Разъехавшись с Чапаевым, Федор с несколькими товарищами поехал в ту сторону, где расположена была бригада Попова. Песчаную Уфимскую гору со стороны Авдоня было видно еще верст за двадцать; по скату точками чернели строения, высоким столбом торчала каланча, горели на солнце золотые макушки церквей. Проскакали быстро, выехали на широкую поляну. Сюда неприятель доставал уже артиллерийским обстрелом, поляна была перед ним как на ладони, и как только он замечал здесь движение — открывал огонь. Гурьбою не поехали, разбились гуськом, друг от друга шагов на семьдесят, и один за одним быстро-быстро поскакали к штабу бригады. Переехали полотно железной дороги; здесь валялось по бокам и стояло на рельсах много сожженных, разбитых, поломанных вагонов. Била откуда-то из-за пригорка артиллерия по Уфе, за лесом татакали говорливые пулеметы.
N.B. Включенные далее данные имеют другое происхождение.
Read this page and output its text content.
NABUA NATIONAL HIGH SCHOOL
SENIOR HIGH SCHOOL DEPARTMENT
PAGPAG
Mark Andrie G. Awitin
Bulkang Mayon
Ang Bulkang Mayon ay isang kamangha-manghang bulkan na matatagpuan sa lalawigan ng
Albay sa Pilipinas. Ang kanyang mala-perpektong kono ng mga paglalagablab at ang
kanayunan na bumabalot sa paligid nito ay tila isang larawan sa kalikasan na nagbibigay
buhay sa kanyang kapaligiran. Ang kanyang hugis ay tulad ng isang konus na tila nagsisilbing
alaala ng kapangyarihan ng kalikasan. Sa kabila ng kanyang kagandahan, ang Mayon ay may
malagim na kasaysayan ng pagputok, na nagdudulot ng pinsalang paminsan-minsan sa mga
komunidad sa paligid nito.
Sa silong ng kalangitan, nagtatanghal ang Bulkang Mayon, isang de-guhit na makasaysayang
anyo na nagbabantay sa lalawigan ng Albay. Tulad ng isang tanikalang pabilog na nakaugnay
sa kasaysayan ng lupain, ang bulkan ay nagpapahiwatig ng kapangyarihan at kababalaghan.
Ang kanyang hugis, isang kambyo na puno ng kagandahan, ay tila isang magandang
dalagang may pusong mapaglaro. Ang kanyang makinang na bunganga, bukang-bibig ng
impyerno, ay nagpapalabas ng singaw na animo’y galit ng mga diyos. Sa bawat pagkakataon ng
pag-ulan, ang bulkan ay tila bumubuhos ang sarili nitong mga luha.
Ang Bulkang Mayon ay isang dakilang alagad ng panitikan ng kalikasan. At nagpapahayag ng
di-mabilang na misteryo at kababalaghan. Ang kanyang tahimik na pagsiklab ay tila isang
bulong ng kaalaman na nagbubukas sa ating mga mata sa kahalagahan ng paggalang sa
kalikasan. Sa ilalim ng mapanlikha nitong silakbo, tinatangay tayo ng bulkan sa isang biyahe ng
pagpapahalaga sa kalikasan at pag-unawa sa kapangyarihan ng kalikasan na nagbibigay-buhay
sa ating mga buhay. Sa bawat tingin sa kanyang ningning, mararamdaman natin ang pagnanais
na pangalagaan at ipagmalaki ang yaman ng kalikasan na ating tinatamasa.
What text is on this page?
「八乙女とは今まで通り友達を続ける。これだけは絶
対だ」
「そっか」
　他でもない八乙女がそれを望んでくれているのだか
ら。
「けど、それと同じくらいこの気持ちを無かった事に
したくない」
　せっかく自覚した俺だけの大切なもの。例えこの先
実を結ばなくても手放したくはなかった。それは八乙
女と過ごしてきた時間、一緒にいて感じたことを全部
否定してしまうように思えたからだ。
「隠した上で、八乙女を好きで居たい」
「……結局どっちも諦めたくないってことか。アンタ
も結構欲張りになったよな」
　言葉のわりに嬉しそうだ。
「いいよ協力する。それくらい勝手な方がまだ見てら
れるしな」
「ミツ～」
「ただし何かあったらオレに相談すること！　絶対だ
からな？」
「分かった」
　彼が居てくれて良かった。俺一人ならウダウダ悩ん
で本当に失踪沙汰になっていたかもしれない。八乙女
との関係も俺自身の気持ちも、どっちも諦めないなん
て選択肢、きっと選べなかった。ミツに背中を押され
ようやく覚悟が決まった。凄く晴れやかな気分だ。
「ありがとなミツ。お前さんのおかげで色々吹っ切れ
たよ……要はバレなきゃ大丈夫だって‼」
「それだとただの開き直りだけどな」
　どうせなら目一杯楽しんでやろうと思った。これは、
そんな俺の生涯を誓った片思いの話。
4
Приехали к Попову. Он остановился на крошечном полустанке верстах в двух-трех от берега. Происходило как раз совещание командиров — выискивали лучшие способы переправиться на тот берег… Порешили переправу ставить в полнейшую зависимость от продвижения двух других бригад и не поддаваться ни на какие соблазны — броситься, положим, через мост, относительно которого почти общее было мнение, что он подготовлен к взрыву. Потолковали о средствах переправы, — их не было. Принялись за поиски этих средств во всех направлениях и кое-что, действительно, разыскали.